Amelia Rosselli: I fiori vengono in dono e altre poesie

I FIORI VENGONO IN DONO I fiori vengono in dono e poi si dilatano una sorveglianza acuta li silenzia non stancarsi mai dei don...






I FIORI VENGONO IN DONO

I fiori vengono in dono e poi si dilatano
una sorveglianza acuta li silenzia
non stancarsi mai dei doni.

Il mondo è un dente strappato
non chiedetemi perché
io oggi abbia tanti anni
la pioggia è sterile.

Puntando ai semi distrutti
eri l'unione appassita che cercavo
rubare il cuore d'un altro per poi servirsene.

La speranza è un danno forse definitivo
le monete risuonano crude nel marmo
della mano.

Convincevo il mostro ad appartarsi
nelle stanze pulite d'un albergo immaginario
v'erano nei boschi piccole vipere imbalsamate.

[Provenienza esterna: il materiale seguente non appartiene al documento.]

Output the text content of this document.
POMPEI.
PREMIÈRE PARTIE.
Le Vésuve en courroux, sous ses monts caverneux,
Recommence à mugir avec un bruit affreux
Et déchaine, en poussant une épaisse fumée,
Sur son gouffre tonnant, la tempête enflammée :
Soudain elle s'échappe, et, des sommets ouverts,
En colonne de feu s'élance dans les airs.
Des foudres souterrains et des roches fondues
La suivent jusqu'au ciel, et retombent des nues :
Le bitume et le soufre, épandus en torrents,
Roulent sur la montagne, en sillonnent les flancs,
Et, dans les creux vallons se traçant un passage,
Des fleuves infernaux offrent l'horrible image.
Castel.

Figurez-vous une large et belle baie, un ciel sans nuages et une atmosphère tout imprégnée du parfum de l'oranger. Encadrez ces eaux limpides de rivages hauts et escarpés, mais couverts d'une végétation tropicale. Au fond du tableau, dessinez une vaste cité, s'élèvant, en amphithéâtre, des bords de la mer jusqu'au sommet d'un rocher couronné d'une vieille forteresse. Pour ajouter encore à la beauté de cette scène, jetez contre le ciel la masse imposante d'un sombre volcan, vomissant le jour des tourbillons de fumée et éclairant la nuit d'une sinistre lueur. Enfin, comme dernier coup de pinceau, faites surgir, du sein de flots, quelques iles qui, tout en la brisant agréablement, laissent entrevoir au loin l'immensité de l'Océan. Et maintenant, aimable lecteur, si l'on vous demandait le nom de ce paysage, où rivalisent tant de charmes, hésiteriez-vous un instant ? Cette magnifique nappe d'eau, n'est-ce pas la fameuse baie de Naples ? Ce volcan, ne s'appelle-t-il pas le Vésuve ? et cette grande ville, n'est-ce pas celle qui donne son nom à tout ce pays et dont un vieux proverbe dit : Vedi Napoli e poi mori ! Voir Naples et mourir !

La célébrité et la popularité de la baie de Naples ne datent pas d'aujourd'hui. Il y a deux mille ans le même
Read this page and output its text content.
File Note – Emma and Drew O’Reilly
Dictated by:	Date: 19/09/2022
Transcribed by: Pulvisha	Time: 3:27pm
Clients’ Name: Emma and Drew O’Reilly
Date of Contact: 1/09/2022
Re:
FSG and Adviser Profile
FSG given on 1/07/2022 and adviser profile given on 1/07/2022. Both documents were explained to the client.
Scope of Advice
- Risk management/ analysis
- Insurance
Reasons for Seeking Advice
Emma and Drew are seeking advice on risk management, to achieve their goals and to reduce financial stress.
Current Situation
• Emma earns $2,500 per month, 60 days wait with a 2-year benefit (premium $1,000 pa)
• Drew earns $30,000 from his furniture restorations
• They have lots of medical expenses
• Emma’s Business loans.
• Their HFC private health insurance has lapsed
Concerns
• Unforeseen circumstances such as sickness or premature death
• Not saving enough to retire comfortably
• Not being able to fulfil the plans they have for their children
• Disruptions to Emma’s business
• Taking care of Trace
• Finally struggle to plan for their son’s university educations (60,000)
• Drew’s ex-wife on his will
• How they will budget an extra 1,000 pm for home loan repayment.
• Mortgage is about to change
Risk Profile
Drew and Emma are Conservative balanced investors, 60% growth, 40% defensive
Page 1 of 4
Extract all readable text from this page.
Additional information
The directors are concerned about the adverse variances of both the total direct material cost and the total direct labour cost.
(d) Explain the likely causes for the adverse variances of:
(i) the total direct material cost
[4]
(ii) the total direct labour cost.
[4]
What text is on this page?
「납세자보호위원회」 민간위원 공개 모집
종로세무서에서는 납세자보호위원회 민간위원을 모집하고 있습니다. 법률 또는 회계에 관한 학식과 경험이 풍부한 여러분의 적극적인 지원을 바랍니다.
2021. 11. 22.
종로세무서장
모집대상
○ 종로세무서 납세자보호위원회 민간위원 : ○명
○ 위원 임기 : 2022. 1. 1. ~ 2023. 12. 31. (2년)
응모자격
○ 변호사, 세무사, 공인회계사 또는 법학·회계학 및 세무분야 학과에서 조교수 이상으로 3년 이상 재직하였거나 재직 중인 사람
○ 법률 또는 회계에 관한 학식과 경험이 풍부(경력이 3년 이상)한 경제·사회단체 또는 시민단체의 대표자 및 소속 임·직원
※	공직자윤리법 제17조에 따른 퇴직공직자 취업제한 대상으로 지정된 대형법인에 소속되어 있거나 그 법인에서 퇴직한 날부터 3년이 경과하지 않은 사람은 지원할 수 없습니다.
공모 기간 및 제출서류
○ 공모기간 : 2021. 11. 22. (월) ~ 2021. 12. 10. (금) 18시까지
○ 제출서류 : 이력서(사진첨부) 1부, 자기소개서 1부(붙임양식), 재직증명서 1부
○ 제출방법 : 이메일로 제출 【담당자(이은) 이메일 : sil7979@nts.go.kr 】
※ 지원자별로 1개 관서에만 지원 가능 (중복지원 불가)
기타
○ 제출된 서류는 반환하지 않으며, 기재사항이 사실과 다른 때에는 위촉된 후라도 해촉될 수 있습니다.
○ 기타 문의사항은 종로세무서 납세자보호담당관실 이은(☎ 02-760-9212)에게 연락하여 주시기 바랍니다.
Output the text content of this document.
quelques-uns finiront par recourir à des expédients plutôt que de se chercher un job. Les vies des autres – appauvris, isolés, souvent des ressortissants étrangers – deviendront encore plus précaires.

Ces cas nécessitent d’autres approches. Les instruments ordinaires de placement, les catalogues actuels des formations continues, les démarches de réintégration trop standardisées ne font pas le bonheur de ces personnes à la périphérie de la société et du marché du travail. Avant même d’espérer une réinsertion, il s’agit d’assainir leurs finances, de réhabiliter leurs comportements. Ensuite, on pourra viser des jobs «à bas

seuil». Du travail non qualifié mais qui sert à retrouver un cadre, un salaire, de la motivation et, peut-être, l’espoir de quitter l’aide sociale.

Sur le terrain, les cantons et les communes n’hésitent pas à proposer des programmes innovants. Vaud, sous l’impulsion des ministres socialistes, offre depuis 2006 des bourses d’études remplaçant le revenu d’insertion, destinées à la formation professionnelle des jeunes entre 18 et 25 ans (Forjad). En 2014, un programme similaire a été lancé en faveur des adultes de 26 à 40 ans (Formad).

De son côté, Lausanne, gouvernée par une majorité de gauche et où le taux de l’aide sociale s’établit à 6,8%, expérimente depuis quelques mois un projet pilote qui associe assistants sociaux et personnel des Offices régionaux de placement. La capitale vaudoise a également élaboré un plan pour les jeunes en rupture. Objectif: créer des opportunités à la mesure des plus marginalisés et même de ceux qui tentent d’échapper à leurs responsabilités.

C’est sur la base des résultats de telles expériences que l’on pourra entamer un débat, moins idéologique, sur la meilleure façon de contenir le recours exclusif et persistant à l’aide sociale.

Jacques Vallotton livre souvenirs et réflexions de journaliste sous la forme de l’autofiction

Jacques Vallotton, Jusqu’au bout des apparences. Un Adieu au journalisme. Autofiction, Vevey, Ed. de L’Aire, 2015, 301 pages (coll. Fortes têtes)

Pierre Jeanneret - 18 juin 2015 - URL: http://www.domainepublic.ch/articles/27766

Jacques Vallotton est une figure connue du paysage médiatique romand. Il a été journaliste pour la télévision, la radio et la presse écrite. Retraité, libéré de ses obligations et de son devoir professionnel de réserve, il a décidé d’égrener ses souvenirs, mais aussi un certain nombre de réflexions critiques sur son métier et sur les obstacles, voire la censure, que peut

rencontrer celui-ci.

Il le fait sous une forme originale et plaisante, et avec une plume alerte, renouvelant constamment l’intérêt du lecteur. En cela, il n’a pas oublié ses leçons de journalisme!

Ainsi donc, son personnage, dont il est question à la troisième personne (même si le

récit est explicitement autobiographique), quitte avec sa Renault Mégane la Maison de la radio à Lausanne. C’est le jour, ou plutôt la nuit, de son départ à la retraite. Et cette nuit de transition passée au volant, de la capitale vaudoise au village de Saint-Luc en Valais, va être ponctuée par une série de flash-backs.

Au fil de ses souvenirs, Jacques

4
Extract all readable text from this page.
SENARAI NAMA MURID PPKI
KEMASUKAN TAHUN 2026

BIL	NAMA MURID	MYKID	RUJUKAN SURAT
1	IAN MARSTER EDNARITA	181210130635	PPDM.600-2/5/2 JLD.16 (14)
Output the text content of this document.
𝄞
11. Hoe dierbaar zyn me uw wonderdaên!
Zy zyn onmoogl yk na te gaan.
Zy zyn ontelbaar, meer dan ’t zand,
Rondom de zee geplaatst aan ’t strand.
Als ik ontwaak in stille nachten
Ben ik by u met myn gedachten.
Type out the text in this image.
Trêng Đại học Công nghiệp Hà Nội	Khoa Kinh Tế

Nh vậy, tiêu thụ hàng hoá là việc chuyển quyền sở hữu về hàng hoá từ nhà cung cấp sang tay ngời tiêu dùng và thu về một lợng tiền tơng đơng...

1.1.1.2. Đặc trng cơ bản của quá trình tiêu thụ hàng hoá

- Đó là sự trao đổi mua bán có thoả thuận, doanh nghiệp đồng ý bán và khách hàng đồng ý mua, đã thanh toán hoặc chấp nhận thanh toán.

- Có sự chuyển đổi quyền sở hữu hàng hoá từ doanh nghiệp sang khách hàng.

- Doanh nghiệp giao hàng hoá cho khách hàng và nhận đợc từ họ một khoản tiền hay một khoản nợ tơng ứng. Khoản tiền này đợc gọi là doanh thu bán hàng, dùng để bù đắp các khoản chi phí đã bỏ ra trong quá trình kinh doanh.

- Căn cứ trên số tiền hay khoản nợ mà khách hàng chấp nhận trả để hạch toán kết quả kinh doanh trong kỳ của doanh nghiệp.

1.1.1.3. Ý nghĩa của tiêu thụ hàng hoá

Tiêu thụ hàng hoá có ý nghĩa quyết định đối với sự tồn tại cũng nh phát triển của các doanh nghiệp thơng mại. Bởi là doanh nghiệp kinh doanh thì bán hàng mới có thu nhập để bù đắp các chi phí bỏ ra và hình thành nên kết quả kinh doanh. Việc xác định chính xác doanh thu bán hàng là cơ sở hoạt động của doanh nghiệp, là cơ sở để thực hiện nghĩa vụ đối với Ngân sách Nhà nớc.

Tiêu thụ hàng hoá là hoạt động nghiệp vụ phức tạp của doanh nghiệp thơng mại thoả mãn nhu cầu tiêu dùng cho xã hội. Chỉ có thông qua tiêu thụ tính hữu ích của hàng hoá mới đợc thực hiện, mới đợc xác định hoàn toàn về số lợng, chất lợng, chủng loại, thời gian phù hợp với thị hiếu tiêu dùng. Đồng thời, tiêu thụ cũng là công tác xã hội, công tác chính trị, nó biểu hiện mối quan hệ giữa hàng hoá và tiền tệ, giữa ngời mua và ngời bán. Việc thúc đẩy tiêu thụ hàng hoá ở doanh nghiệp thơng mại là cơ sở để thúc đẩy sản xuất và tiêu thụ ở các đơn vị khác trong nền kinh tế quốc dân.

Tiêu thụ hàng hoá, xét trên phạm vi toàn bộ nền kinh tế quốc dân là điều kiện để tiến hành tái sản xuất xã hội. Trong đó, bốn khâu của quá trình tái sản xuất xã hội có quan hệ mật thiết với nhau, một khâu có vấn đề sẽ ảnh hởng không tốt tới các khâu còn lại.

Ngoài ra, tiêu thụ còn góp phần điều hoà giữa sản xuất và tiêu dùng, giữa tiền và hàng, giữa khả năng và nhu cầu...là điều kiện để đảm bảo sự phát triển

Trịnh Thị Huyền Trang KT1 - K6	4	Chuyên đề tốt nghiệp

Mi truccai a prete della poesia
ma ero morta alla vita
le viscere che si perdono
in un tafferuglio
ne muori spazzato via dalla scienza.

Il mondo è sottile e piano:
pochi elefanti vi girano, ottusi.

C'è come un dolore nella stanza, ed
è superato in parte: ma vince il peso
degli oggetti, il loro significare
peso e perdita.

C'è come un rosso nell'albero, ma è
l'arancione della base della lampada
comprata in luoghi che non voglio ricordare
perché anch'essi pesano.

Come nulla posso sapere della tua fame
precise nel volere
sono le stilizzate fontane
può ben situarsi un rovescio d'un destino
di uomini separati per obliquo rumore.


E SEI PRONTA ORA


E sei pronta ora per l'esperienza?
Disposta ad affrontare la lotta? Puoi
ammettere d'aver menato colpi alla cieca, portando
fuoco al cuore, la rovina e
la corruzione?

Non so rispondere a questa corruzione. lo
non so ficcarci il mio pugno con una lanterna
a due luci, nella sua marmellata. Mi sono solo
arrestata di colpo, con foglie
viola che m'avvizziscono attorno.

Non amo le viole, non sono uno spaventato
corvo; sono proprio vicina alla morte, al suo tenero
abbraccio. Non ho chiavi addosso, il mio
cuore è siffatto di morbidezze che non sa
improvvisare motivi o decantare concorsi
o qualificare una lite.

Non sono il campione del mio cuore, sono la sua
guida e la sua caduta - la sua miseria mai si
consuma, che tu non pianga e cada.


NEL LETARGO CHE SEGUIVA


Nel letargo che seguiva l'ingranaggio dei
pochi, io giacevo, felice e disordinata, disordinata
all'estremo; e le lingue dei serpi s'avventavano
come fuoco vicino al capezzale.
Vicino al capezzale moriva un drago, salumiere con i suoi salumi, le
sue code che pendevano molto puzzolenti, ma delicate
nel loro odorare insieme.

E se l’antigone vegliava silenziosa, molto silenziosa
ai miei poderi i miei prodotti disordinati, disadorni
di gloria, se essa fosse venuta col suo gradito grido
d'allarme, io morivo, molto silenziosa allarme.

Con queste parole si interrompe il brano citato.